The girl—Donna, her name tag read—averted her eyes shyly, her hand shaking over the cash register buttons. She placed her free hand over her throat and toyed with her necklace, keeping her eyes on the screen. I categorized her as another good girl who’d fallen mute in the midst of a black leather jacket. It’d taken some doing, but I tracked my stolen coat down to near where I’d been dumped the other day. Not in perfect condition, but I told myself the scuffed sleeve added some personality. I thought of Rena and how she didn’t act like every other girl around me—flushed and batting her lashes. Of course, Rena hadn’t seen the leather jacket yet, I thought with a slight smile.
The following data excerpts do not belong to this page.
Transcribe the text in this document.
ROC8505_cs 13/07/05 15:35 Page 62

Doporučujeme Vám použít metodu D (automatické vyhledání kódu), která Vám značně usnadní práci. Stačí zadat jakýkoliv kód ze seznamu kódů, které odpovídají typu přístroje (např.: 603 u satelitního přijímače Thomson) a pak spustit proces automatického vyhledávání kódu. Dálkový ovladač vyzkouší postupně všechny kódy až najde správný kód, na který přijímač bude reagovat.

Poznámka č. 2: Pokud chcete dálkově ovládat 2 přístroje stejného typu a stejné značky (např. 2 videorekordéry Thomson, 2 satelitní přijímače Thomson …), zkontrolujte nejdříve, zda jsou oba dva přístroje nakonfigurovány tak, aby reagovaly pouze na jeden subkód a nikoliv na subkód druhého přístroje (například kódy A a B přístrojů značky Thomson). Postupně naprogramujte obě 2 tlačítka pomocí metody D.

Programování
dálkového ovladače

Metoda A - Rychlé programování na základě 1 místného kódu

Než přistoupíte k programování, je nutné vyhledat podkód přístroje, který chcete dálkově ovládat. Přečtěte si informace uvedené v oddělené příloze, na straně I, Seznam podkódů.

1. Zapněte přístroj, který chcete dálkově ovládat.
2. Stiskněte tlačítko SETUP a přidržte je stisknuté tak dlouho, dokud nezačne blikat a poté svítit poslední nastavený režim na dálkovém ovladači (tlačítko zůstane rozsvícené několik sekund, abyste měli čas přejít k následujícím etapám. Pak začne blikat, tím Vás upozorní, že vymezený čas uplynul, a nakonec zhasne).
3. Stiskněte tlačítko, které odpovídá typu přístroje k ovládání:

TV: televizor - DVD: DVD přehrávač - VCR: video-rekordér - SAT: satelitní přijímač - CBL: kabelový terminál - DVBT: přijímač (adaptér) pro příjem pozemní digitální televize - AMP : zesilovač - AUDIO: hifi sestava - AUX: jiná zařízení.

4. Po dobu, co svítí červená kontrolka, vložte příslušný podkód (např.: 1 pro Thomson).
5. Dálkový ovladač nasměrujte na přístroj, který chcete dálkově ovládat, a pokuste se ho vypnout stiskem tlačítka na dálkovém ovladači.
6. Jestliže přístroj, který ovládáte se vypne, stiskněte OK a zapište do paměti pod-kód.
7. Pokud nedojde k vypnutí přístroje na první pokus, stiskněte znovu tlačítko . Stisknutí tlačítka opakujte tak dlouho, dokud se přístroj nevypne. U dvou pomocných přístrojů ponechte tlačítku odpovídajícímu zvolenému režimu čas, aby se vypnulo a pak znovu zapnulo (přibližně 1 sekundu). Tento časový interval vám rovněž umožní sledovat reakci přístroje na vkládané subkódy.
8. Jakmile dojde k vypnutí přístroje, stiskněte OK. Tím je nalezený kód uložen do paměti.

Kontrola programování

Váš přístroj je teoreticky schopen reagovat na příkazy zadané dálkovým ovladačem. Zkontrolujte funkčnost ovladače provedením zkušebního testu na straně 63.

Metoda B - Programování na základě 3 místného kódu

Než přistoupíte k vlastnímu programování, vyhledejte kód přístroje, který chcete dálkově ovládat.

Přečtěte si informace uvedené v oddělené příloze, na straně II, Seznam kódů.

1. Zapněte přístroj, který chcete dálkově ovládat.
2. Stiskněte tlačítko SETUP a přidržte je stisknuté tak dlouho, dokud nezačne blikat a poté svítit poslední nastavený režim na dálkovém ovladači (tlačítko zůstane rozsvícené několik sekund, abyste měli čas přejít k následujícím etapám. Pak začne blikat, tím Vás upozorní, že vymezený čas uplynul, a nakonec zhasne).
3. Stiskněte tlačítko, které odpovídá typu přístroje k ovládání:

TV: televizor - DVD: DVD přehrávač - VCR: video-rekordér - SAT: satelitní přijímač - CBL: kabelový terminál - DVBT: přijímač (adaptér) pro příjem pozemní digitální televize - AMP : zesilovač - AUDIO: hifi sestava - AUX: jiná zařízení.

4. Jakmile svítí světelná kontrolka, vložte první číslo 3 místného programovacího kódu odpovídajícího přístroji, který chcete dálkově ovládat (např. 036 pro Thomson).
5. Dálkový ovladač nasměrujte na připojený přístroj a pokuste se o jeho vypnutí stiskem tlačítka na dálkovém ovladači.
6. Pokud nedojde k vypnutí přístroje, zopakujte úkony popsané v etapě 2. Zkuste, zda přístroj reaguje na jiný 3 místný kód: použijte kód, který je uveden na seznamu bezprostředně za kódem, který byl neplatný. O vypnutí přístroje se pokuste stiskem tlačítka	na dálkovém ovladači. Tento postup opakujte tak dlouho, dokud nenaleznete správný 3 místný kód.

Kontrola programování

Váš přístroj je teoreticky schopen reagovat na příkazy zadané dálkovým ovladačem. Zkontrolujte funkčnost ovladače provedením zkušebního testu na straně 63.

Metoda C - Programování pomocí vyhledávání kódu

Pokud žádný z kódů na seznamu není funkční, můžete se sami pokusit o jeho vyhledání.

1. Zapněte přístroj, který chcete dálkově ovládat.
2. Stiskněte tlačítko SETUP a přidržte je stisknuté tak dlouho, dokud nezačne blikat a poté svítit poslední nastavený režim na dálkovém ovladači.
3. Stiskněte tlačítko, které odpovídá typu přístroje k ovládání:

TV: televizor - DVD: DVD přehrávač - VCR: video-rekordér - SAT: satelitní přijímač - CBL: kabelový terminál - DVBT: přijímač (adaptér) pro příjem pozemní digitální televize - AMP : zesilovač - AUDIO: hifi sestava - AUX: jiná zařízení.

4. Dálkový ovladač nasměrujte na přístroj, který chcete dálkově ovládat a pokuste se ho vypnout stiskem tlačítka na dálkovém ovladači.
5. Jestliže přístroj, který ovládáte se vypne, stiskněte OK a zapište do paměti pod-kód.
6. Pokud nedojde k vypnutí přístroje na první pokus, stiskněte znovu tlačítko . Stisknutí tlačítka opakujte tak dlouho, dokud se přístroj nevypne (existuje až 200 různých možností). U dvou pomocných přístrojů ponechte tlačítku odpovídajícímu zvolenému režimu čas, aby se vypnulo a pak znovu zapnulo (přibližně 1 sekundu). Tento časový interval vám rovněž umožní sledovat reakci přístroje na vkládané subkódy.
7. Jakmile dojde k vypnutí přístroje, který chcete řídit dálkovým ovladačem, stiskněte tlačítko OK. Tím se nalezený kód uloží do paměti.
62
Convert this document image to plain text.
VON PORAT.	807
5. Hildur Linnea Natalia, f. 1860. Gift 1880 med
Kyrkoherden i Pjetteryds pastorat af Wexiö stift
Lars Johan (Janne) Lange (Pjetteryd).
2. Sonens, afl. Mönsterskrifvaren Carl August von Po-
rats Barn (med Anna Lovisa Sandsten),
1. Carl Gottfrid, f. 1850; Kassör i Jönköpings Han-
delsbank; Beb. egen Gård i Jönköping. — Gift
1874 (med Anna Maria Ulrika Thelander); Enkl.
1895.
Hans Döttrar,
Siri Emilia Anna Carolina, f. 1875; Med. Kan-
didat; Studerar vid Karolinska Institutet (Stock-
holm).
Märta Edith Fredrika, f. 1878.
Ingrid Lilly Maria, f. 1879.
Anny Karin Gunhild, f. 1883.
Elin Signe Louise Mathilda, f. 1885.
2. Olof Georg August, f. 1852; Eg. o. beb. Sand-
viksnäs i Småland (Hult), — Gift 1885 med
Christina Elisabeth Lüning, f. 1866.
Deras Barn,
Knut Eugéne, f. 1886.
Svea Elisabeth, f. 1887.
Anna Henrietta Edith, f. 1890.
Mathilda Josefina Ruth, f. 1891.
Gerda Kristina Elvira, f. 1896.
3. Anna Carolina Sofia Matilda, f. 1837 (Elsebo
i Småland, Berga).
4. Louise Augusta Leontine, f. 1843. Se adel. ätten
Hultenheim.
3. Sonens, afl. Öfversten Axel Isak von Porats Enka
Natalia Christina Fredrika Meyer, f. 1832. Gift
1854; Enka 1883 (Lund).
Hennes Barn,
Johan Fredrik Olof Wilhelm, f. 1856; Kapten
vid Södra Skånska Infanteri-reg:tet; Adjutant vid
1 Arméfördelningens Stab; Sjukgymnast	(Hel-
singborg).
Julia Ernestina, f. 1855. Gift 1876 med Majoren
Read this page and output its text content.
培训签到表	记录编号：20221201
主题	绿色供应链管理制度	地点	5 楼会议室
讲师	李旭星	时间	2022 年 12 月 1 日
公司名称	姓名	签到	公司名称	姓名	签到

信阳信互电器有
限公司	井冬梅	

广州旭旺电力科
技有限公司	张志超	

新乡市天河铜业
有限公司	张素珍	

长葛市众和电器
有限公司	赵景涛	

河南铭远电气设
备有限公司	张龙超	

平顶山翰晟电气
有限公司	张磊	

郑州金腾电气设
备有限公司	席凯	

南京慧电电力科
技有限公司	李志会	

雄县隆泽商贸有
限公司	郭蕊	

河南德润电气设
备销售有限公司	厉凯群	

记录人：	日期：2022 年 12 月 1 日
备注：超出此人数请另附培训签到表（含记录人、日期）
Donna tapped in my order and called back to the kitchen, her voice thin. She pulled the ends of her ponytail. A ponytail th
at made me think of Rena’s sloppy bun.
But then, lately everything had me thinking of the cute brunette who had practically carried me over her threshold.
“Four-fifty.” Donna batted her eyelashes. I almost smiled at the expected reaction.
I leaned in and licked my lips, watching her eyes go wider, and handed over a ten-dollar bill. “Why don’t you keep it?”
I winked. What the hell. Always leave ’em wanting more.
“Dev!” Sonny startled the filly I was play-flirting with. He liked me to be friendly with the staff. He’d taught me ages ago a little charm went a long way. Which made me think of Rena. Again.
I hadn’t charmed her. I’d been trying not to charm her.
Sonny slapped me on the back with one broad mitt. The man stood a few inches shorter than me, a square brick wall of a man. His hair, sticking up in the front no matter what he did to keep it down, was more black than gray, even for his age—which I guessed in the sixties. He might have looked young if it wasn’t for his weathered face. The man had a love for late nights, whiskey, and cigars. It showed.
“Can we talk?” I asked him, keeping my voice even.
He didn’t flinch. The man didn’t do drama. If someone caused drama, we removed the drama. Not easy to avoid drama in our line of work, but he liked keeping things neat. I thought of Paul again, of what Sonny might ask me, or Nat, to do in retaliation. It gave me more incentive to keep the cause of my injuries to myself.
“Donna, bring the slice, and a fresh cup of coffee for me, over to the corner booth, will ya?” Sonny, his palm on my back, steered me to the back of the dining room. The show of propriety told anyone watching that I was revered and respected. Or so he said. It was his playbook. I just followed the rules.
“Nice shiner,” he said as we sat.
I tracked my hand along my face. Luckily, my hair hid most of the damage around my eye, but my split lip, colored an ugly purple-red, looked pretty bad. Donna at the counter must have a thing for rough guys. Which was alarming, because she looked too gentle for my taste, and I wasn’t rough with girls.